Kadının kendini överek başlattığı bu oyuna Alaz da dahil olmuştu. İroniyle söyleseler de sözleri oldukça ciddiydi kendi açılarından.
"Her konuda mükemmel olduğun doğru ama diğerleri için aynı şeyi diyemeyeceğim, suç işliyor olsam öyle apaçık yapmazdım. Ruhun duymazdı yaptıklarımı."
"Yaa, sence bir suç işlesen bu ne olurdu?"
Arabayı nihayet park edip inecekken Asi'nin sorduğu soruyla ona dönüp yaklaşan Alaz, sinsi bir gülümsemeyle Asi'nin hırçın saçlarından bir tutamı kulağının arkasına attı.
"Sanırım aşık olmak olurdu."
"Aşık olmak bir suç mu?
"Benim açımdan evet."
"Neden ki?"
"Belki bir gün bu konuyu daha detaylı açarım Asi kız ama bugün o gün değil."

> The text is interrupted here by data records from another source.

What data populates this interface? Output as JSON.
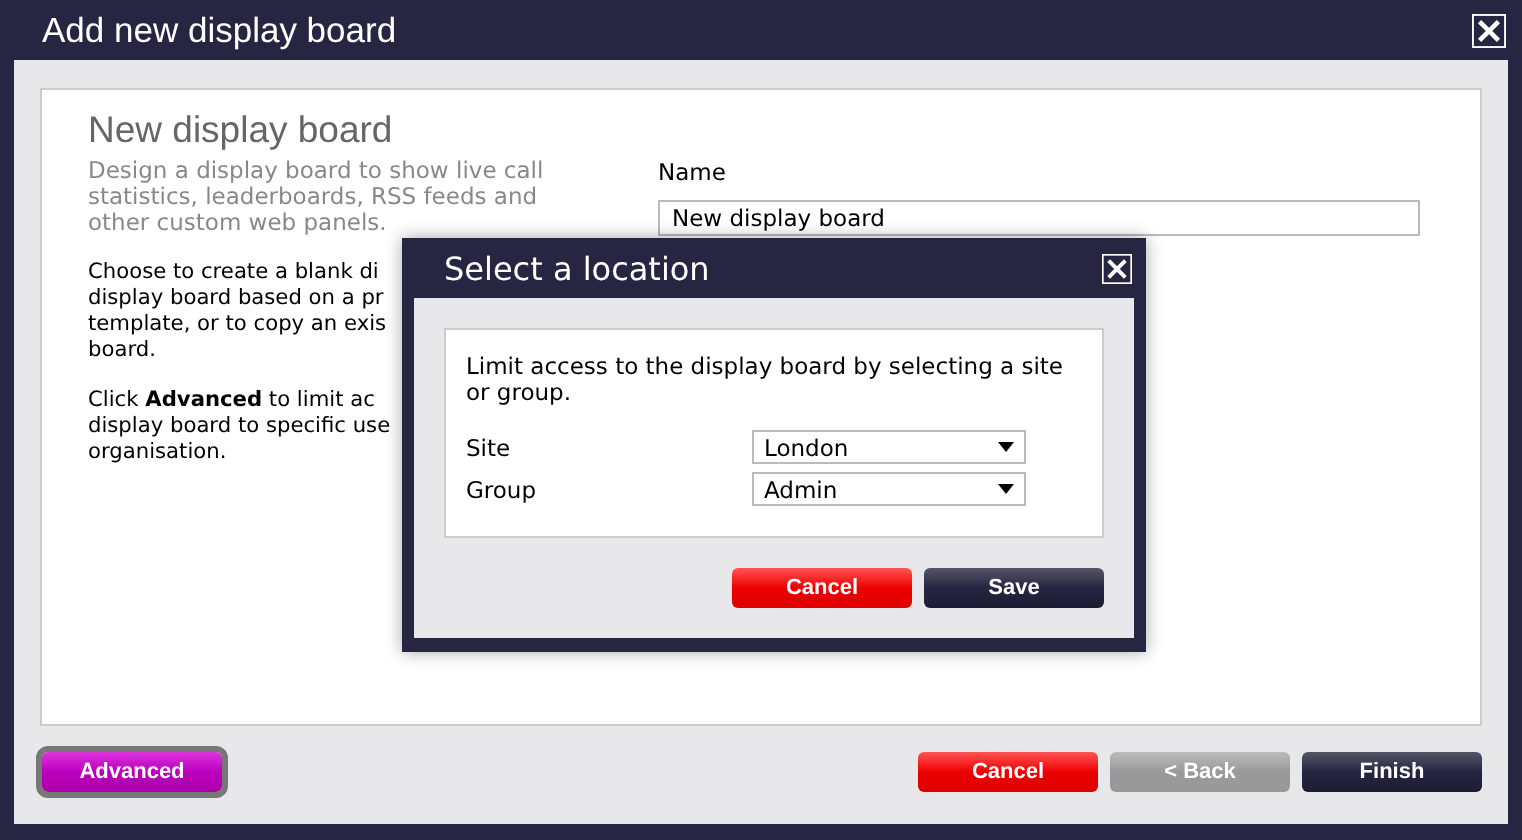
{
  "window": {
    "title": "Add new display board"
  },
  "panel": {
    "heading": "New display board",
    "intro": "Design a display board to show live call statistics, leaderboards, RSS feeds and other custom web panels.",
    "paragraphs": [
      {
        "lines": [
          "Choose to create a blank di",
          "display board based on a pr",
          "template, or to copy an exis",
          "board."
        ]
      },
      {
        "lines": [
          "Click **Advanced** to limit ac",
          "display board to specific use",
          "organisation."
        ]
      }
    ],
    "name_field": {
      "label": "Name",
      "value": "New display board"
    }
  },
  "footer": {
    "buttons": [
      {
        "label": "Advanced",
        "kind": "advanced",
        "focused": true
      },
      {
        "label": "Cancel",
        "kind": "danger",
        "focused": false
      },
      {
        "label": "< Back",
        "kind": "disabled",
        "focused": false
      },
      {
        "label": "Finish",
        "kind": "dark",
        "focused": false
      }
    ]
  },
  "dialog": {
    "title": "Select a location",
    "text": "Limit access to the display board by selecting a site or group.",
    "fields": [
      {
        "label": "Site",
        "value": "London"
      },
      {
        "label": "Group",
        "value": "Admin"
      }
    ],
    "buttons": [
      {
        "label": "Cancel",
        "kind": "danger"
      },
      {
        "label": "Save",
        "kind": "dark"
      }
    ]
  }
}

Birden sessizleşince ne kadar yakın olduklarını fark etmişlerdi. Aralarında anlamadıkları bir çekim vardı ancak onlar birbirine yasak olmalıydı. En az Romeo ve Juliet kadar ayrı olmalılardı. Onlar bu diyarda mutlu olamazlardı. Asi bunları düşünürken Alaz umursamazca dudaklarını birleştirmek için yaklaşmıştı fakat iki haftadır tekrar tatmak için beklediği o hissi tadamadan büyük bir gürültü koptu. Art arda patlayan silah sesleri Asi'nin elini beline atmasına sebep olurken Alaz'ın da onu korumak için hareketlenirken belindeki silahı görüp donup kalmasına sebep olmuştu.
"Bu ne şimdi?"
"Su tabancası. Kafanda denememi ister misin?"

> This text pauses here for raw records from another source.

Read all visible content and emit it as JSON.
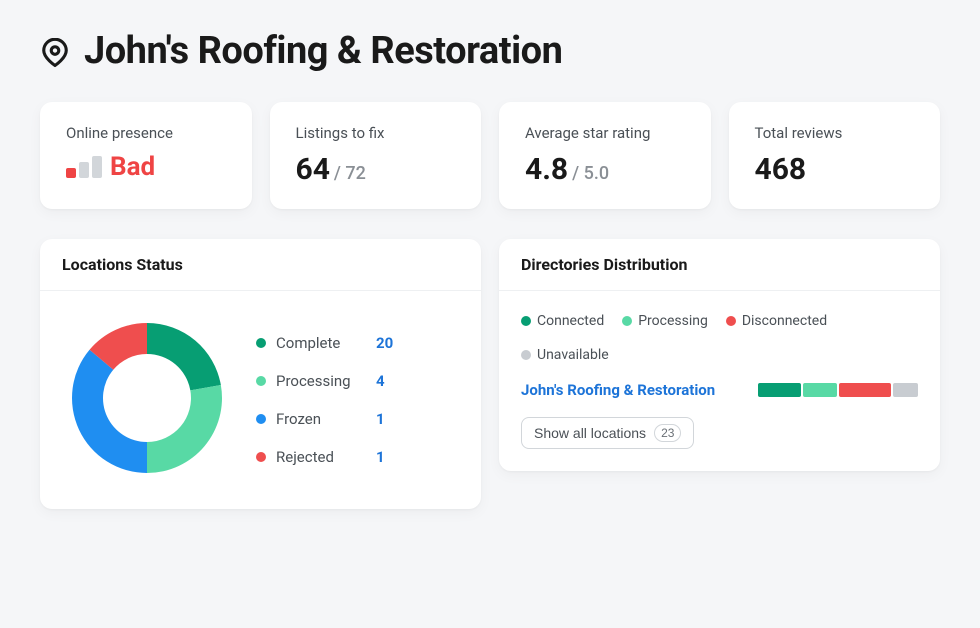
{
  "header": {
    "title": "John's Roofing & Restoration"
  },
  "stats": {
    "presence": {
      "label": "Online presence",
      "value": "Bad"
    },
    "listings": {
      "label": "Listings to fix",
      "value": "64",
      "sub": "/ 72"
    },
    "rating": {
      "label": "Average star rating",
      "value": "4.8",
      "sub": "/ 5.0"
    },
    "reviews": {
      "label": "Total reviews",
      "value": "468"
    }
  },
  "locations": {
    "title": "Locations Status",
    "items": [
      {
        "label": "Complete",
        "value": "20",
        "color": "#079e73"
      },
      {
        "label": "Processing",
        "value": "4",
        "color": "#58d9a5"
      },
      {
        "label": "Frozen",
        "value": "1",
        "color": "#1f8ef1"
      },
      {
        "label": "Rejected",
        "value": "1",
        "color": "#ef4e4e"
      }
    ]
  },
  "directories": {
    "title": "Directories Distribution",
    "legend": [
      {
        "label": "Connected",
        "color": "#079e73"
      },
      {
        "label": "Processing",
        "color": "#58d9a5"
      },
      {
        "label": "Disconnected",
        "color": "#ef4e4e"
      },
      {
        "label": "Unavailable",
        "color": "#c8ccd1"
      }
    ],
    "row_name": "John's Roofing & Restoration",
    "segments": [
      {
        "color": "#079e73",
        "flex": 28
      },
      {
        "color": "#58d9a5",
        "flex": 22
      },
      {
        "color": "#ef4e4e",
        "flex": 34
      },
      {
        "color": "#c8ccd1",
        "flex": 16
      }
    ],
    "show_all_label": "Show all locations",
    "show_all_count": "23"
  },
  "chart_data": {
    "type": "pie",
    "title": "Locations Status",
    "series": [
      {
        "name": "Complete",
        "value": 20,
        "color": "#079e73"
      },
      {
        "name": "Processing",
        "value": 4,
        "color": "#58d9a5"
      },
      {
        "name": "Frozen",
        "value": 1,
        "color": "#1f8ef1"
      },
      {
        "name": "Rejected",
        "value": 1,
        "color": "#ef4e4e"
      }
    ]
  }
}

"Komik mi? Gülmem mi gerekiyordu şu an?"
"Sorguya sonra çekersin, şimdi derdimiz bu mu?"
"Evet benim tek derdim bu şu an. Senin neden silahın var?"
Kısa bir es verdikten sonra etrafı kolaçan edip ateş edilen silahların sahiplerini bulup ikisini de indirmişti Asi.

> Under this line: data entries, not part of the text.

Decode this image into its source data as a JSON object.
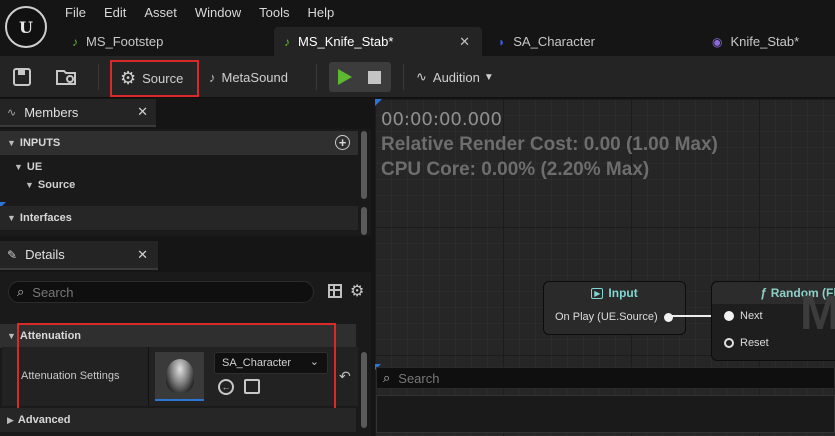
{
  "menu": [
    "File",
    "Edit",
    "Asset",
    "Window",
    "Tools",
    "Help"
  ],
  "logo_text": "U",
  "tabs": [
    {
      "label": "MS_Footstep",
      "icon": "metasound-icon",
      "active": false
    },
    {
      "label": "MS_Knife_Stab*",
      "icon": "metasound-icon",
      "active": true,
      "close": "✕"
    },
    {
      "label": "SA_Character",
      "icon": "sound-attenuation-icon",
      "active": false
    },
    {
      "label": "Knife_Stab*",
      "icon": "metasound-source-icon",
      "active": false
    }
  ],
  "toolbar": {
    "source_label": "Source",
    "metasound_label": "MetaSound",
    "audition_label": "Audition"
  },
  "members_panel": {
    "title": "Members",
    "inputs_label": "INPUTS",
    "ue_label": "UE",
    "source_label": "Source",
    "interfaces_label": "Interfaces"
  },
  "details_panel": {
    "title": "Details",
    "search_placeholder": "Search",
    "attenuation_category": "Attenuation",
    "attenuation_settings_label": "Attenuation Settings",
    "attenuation_asset": "SA_Character",
    "advanced_category": "Advanced"
  },
  "graph": {
    "time": "00:00:00.000",
    "render_cost": "Relative Render Cost: 0.00 (1.00 Max)",
    "cpu_core": "CPU Core: 0.00% (2.20% Max)",
    "input_node": {
      "title": "Input",
      "pin": "On Play (UE.Source)"
    },
    "random_node": {
      "title": "Random (Fl",
      "pins": [
        "Next",
        "Reset"
      ],
      "watermark": "M"
    },
    "search_placeholder": "Search"
  },
  "colors": {
    "highlight": "#d92a2a",
    "accent_blue": "#2b74d8",
    "play_green": "#5fb832"
  }
}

"Rahmetli babamın silahıydı. Kendisi biraz... Nasıl desem..."
"Belalı bir tip miydi? Yoksa polis falan mıydı?"
"Belalı bir tip demek doğru olur sanırım. Elimde bununla büyüdüm sonra da siktir olup gitti zaten birkaç sene önce."
Alaz gözlerini kısıp şüpheyle baksa da üstelemedi, hayatında ilk defa birine güvenmişti ve onun hakkında bir şeyleri sorgulamamak için kendini tutmuştu. Nereden bilebilirdi ki en büyük kırığı bu en güvendiği yerden alacağını?